The Iranian Legation to the Department of State

In a three day conference between the British and American representatives and the Iranian Government officials in Teheran regarding the shortage of the food supply of Iran, and taking into consideration the suggestions made by the American and British, the following points have been decided upon: [Page 164]


The Government of Great Britain and North Ireland, the Government of the United States of America and the Imperial Government of Iran declare:

Though the responsibility of feeding the population of Iran rests primarily upon the Government of Iran, due to the impact of war and the economic difficulties arising therefrom, the three above mentioned governments, in order to provide the minimum subsistence (wheat) until the 1943 harvest is at hand, have agreed:

The Iranian Government accepts all the recommendations of the American Adviser to the Iranian Ministry of Supply, such as: the prevention of hoarding, the enforcement of food rationing and the reorganization of transportation facilities.
If the Iranian Minister of Supply (in consultation with his American Adviser) and the American and British Legations in Teheran conclude by majority that, after having all the practical measures mentioned in article one carried out by the Iranian Government, there still exists shortages of the primary staple commodities (wheat and oats), the following should be done:
In case there is a general shortage of wheat and oats below the minimum requirements of the entire country, the Governments of the United States and Great Britain agree to make arrangements to import an amount equivalent to the deficiency of these two staple commodities and to distribute them to the different centers of consumption at the proper times to prevent famine throughout Iran.
In case there are temporary shortages in certain localities, whether there is a general shortage or not, the Governments of the United States and Great Britain agree to supply the necessary quantity of wheat and oats to those centers at the time of need.
To make possible the execution of paragraphs (a) and (b) of the second article, the American and British Governments will immediately bring to Teheran 25,000 tons of wheat, which will be stored in the Government elevators and will be kept there as a reserve under the supervision of the Iranian Ministry of Supply and his American Adviser, who will be responsible for its safe keeping. This will be utilized only in case of urgent necessity and after referring to the majority mentioned in article two.

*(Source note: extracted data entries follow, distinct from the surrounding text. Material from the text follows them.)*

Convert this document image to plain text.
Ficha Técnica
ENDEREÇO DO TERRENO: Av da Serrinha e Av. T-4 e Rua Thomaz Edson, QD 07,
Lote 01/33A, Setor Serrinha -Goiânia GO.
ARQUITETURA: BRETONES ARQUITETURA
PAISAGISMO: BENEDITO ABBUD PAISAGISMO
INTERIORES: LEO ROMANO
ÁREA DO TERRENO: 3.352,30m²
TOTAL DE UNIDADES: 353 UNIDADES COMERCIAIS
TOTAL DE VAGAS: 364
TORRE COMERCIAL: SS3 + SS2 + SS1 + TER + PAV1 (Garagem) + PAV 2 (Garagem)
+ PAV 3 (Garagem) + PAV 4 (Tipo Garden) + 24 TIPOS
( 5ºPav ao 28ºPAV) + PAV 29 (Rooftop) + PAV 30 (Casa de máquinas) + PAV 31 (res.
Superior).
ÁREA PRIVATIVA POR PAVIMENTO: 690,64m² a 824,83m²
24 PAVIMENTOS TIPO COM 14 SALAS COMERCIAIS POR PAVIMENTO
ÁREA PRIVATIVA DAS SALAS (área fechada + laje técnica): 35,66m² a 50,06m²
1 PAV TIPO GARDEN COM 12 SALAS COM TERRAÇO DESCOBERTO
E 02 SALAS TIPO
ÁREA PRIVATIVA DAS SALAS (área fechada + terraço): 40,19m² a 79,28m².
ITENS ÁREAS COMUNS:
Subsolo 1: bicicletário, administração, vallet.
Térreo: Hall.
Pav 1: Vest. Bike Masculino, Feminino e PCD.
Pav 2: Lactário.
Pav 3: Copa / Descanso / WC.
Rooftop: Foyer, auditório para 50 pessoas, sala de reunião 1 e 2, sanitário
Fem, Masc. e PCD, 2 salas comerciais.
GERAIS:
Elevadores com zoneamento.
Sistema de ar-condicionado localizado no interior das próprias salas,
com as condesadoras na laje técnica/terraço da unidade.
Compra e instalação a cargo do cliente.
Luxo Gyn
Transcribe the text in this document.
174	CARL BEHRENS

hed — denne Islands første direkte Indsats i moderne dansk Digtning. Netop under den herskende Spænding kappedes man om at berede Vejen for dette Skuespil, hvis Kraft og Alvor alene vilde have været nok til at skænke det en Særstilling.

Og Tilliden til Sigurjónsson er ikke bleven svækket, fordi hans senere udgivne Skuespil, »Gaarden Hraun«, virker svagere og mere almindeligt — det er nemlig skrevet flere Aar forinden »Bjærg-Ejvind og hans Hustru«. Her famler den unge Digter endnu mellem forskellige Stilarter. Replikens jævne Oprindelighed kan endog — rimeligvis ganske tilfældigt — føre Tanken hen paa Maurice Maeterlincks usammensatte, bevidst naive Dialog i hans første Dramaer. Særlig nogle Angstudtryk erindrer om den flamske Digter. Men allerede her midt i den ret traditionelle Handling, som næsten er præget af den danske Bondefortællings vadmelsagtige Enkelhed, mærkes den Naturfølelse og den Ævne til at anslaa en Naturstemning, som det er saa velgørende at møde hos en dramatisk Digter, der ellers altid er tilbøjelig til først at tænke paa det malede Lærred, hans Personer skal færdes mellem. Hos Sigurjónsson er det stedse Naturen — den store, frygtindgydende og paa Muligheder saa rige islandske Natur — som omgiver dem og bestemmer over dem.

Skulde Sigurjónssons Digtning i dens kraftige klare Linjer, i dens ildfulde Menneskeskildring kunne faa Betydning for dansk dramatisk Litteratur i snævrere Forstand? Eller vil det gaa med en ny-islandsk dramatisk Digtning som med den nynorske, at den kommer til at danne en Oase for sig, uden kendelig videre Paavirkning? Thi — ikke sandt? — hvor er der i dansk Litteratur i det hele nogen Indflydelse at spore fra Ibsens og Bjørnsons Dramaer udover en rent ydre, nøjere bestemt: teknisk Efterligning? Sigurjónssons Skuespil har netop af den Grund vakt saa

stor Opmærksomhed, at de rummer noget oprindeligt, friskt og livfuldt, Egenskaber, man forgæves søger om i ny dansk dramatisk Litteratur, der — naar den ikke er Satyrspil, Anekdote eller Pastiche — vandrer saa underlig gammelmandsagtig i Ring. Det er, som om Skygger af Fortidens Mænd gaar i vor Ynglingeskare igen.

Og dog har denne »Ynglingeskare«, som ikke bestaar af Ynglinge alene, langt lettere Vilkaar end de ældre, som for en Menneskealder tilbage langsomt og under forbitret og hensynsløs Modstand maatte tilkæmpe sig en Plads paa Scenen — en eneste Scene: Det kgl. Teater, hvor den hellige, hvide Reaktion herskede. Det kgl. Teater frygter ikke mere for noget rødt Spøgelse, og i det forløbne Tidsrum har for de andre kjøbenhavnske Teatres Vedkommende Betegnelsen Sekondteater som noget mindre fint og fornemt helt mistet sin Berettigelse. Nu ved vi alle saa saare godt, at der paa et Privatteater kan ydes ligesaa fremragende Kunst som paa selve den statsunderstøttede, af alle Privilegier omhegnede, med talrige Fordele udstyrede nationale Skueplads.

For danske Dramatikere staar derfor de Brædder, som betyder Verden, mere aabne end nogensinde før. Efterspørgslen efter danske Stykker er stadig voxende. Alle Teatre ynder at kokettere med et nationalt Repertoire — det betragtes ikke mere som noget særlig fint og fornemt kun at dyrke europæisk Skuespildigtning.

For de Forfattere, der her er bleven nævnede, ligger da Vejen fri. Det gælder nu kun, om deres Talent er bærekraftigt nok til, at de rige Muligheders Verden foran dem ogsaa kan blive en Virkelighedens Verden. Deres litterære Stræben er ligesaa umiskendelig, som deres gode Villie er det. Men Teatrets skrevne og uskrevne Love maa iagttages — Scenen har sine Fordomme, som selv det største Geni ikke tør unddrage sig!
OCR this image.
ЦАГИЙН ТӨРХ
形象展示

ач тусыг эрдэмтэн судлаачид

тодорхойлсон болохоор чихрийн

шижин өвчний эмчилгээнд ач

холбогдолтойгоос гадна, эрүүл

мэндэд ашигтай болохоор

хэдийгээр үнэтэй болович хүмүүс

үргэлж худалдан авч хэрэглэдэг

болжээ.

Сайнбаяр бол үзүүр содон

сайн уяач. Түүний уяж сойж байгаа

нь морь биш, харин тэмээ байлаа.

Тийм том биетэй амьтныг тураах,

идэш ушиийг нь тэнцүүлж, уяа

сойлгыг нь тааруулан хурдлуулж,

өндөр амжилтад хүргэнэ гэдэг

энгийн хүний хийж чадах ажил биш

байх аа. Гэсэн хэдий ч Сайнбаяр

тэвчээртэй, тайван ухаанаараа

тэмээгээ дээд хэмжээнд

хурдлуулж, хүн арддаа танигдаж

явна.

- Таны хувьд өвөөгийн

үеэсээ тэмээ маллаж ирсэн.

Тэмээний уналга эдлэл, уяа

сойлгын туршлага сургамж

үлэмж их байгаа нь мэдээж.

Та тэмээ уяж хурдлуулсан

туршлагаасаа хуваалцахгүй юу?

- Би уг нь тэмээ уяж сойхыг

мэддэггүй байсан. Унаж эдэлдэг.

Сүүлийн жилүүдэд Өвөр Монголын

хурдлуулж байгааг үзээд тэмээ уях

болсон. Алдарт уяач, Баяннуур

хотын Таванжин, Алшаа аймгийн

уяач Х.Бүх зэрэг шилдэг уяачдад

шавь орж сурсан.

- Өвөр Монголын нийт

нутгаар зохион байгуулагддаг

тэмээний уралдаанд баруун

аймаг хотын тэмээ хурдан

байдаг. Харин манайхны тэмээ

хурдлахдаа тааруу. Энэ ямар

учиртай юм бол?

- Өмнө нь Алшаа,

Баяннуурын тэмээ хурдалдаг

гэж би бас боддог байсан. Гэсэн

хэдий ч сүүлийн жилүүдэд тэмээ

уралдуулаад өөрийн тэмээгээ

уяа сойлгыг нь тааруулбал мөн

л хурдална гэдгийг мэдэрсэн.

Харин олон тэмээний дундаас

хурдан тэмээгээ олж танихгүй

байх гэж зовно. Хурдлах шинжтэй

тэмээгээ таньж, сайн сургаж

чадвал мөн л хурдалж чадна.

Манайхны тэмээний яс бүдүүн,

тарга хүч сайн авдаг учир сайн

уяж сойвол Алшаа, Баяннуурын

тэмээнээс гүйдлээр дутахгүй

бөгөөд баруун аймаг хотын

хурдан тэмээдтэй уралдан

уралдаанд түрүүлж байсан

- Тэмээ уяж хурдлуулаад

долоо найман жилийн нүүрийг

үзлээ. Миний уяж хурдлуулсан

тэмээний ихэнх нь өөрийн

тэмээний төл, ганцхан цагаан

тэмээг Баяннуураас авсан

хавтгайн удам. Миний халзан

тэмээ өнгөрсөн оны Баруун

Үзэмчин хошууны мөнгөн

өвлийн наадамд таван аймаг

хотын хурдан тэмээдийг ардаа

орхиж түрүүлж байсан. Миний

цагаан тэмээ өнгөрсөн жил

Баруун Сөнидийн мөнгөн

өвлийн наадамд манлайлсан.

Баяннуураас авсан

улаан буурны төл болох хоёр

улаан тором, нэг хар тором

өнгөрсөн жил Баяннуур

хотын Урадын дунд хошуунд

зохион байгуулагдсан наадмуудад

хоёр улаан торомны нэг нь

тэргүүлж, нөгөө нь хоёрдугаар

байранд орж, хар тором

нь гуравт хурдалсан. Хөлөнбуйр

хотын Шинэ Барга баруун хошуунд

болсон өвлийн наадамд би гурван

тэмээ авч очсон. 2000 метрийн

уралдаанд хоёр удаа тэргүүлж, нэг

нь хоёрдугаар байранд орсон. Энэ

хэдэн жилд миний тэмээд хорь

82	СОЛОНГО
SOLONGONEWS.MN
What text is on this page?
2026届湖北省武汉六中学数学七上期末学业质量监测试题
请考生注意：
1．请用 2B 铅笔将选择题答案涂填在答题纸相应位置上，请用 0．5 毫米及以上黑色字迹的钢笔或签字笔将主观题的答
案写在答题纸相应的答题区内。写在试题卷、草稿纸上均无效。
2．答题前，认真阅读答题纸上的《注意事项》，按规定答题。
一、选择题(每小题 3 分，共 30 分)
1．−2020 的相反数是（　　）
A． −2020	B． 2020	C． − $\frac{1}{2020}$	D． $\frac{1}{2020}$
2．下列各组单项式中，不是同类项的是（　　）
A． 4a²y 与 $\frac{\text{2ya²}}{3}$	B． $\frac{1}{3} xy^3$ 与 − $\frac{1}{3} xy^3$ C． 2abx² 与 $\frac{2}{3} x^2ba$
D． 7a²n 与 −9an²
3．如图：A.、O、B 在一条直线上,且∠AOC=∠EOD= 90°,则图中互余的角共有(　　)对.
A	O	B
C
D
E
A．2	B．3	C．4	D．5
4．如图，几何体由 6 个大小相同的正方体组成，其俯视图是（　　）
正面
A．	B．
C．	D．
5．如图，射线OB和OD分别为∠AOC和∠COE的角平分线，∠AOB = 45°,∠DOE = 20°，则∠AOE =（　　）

The British Minister insists that he will not agree to article three with regard to the 25,000 tons of wheat for reserve. The fact is that agitation among the people has risen to such a degree that the only way to achieve the people’s confidence and to improve conditions would be the acceptance of this article. That is the same quantity which His Majesty The Shah asked from His Majesty The King of England and the Iranian Prime Minister asked Mr. Churchill about it. That is based upon the judgment and recommendation of the [Page 165] American Adviser to the Iranian Ministry of Supply. The Iranian Government is sure that a declaration without article three will be ineffective. If such a proposition is agreed to, the emotional tension will be lessened and the Government would then be able to defend in the Madjless the bill for the issuance of the new quantity of bank notes. If the declaration, and especially the third article, is not agreed upon, the threat of famine would make internal revolution inevitable.

A period of two weeks has been set for a reply. We hope that this small help, which we deem necessary for the amelioration of the situation, will be agreed upon. While awaiting the reply, as a proof of our good faith, we would arrange by a special emergency bill to issue a small quantity of bank notes to meet the British need.